Accurately recording age of animals is a major challenge in the Northern Beef industry, where animals are mustered infrequently. This limits the uptake of genetic evaluation and has adverse implications for herd management and meat quality for Northern beef producers. In this project, a “methylation clock” has been derived, such that beef producers can take a tail hair from their animals, and age can be predicted from the DNA in this sample.

Objectives

1. Deliver a DNA test to predict age of animals, that uses the same sample as for taken for genotyping, and can be integrated into the workflows currently used to genotype animals on a large scale.

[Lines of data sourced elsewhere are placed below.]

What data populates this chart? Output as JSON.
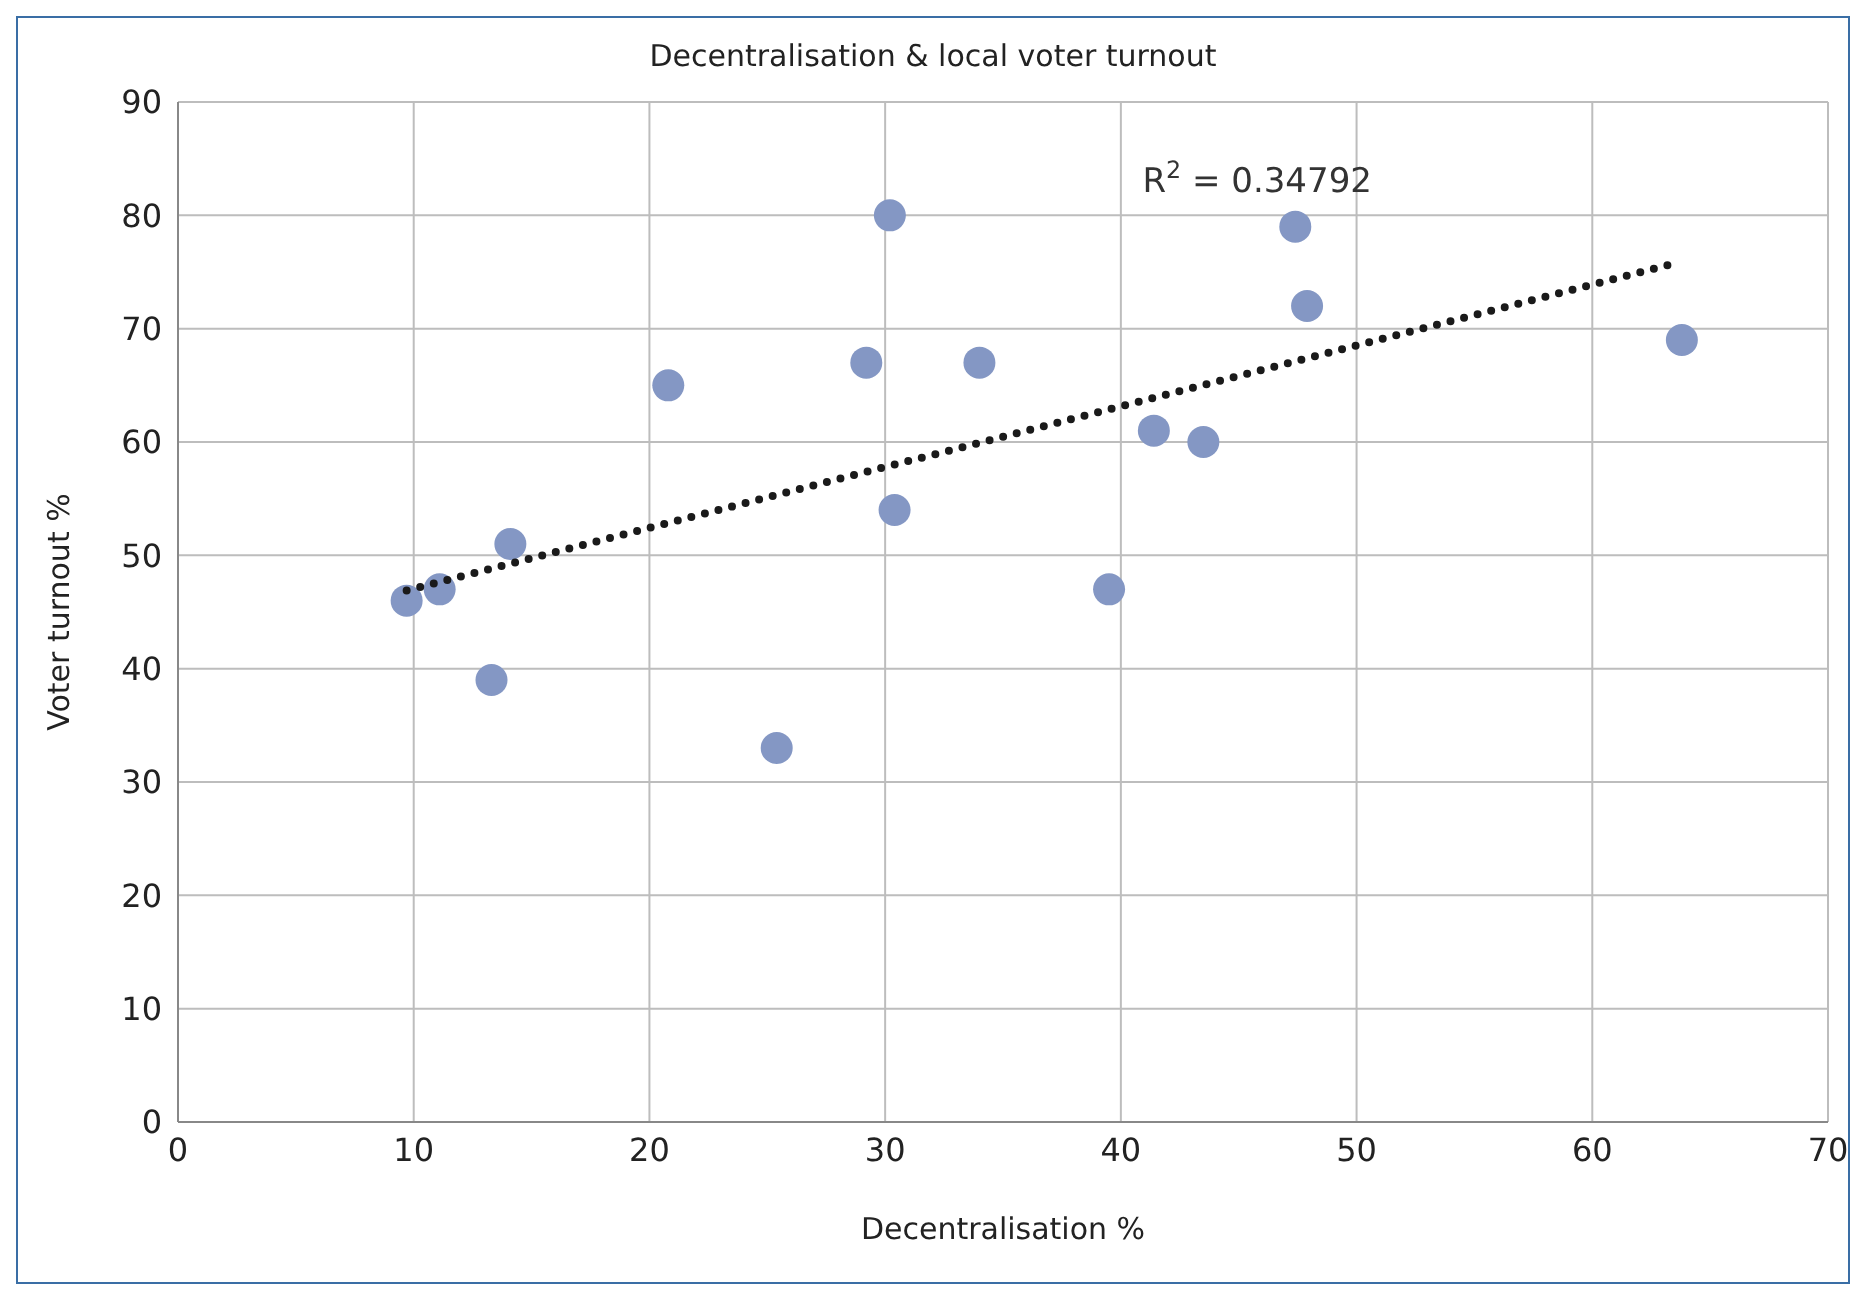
{
  "chart_data": {
    "type": "scatter",
    "title": "Decentralisation & local voter turnout",
    "xlabel": "Decentralisation %",
    "ylabel": "Voter turnout %",
    "xlim": [
      0,
      70
    ],
    "xticks": [
      0,
      10,
      20,
      30,
      40,
      50,
      60,
      70
    ],
    "ylim": [
      0,
      90
    ],
    "yticks": [
      0,
      10,
      20,
      30,
      40,
      50,
      60,
      70,
      80,
      90
    ],
    "grid": true,
    "legend": false,
    "series": [
      {
        "type": "scatter",
        "color": "#8497c4",
        "marker": "circle",
        "x": [
          9.7,
          11.1,
          13.3,
          14.1,
          20.8,
          25.4,
          29.2,
          30.2,
          30.4,
          34.0,
          39.5,
          41.4,
          43.5,
          47.4,
          47.9,
          63.8
        ],
        "values": [
          46,
          47,
          39,
          51,
          65,
          33,
          67,
          80,
          54,
          67,
          47,
          61,
          60,
          79,
          72,
          69
        ]
      },
      {
        "type": "line",
        "color": "#1a1a1a",
        "marker": "none",
        "line_style": "dotted",
        "x": [
          9.7,
          63.4
        ],
        "values": [
          46.9,
          75.7
        ]
      }
    ],
    "annotations": [
      "R$^{2}$ = 0.34792"
    ]
  }
}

2. Deliver DNA based predictions of ossification, that can be integrated into a prediction of MSA grade in live animals.

Key findings

Using Nanopore sequencing to derive methylation profiles (with 50 animals with known birthdates as reference population) a methylation clock was derived for predicting age. In an independent validation, age was predicted with an accuracy of 0.65. This was for both sites with 80% of animals called, and a much smaller set of sites that were shown to be predictive both in human and dog. The average difference in predicted age and actual age for animals less than three years old was one year, for animals between 3 years and 10 years it was 1.5 years.

Benefits to industry

• Allow selection of heifers that fell pregnant as yearlings, and culling of heifers that fell pregnant much later in life, improving the fertility of the herd over time.
• For meat quality, the ability to discriminate between animals that are in the range 6 and 10 years would have some value.
• As the reference population for deriving the methylation clock grows, the prediction of age will become more accurate. This will open up new opportunities for the northern beef industry.

MLA action

To look at the on-going development of a reference population for methylation across species.

Future research

• An additional 50 animals with known ages with the Nanopore technology – adding this information to the reference population will increase the accuracy of the methylation clock to months rather than ~ 1 year. The reference population should continue to be expanded until birth month can be accurately predicted.
• Adaptive sequencing, a new extension to the Nanopore technology that was developed in response to the COVID-19 pandemic, would allow only the human-dog methylation sites to be targeted, which would reduce the cost of obtaining the necessary sequence for the methylation clock for each animal by a factor of ~ 10.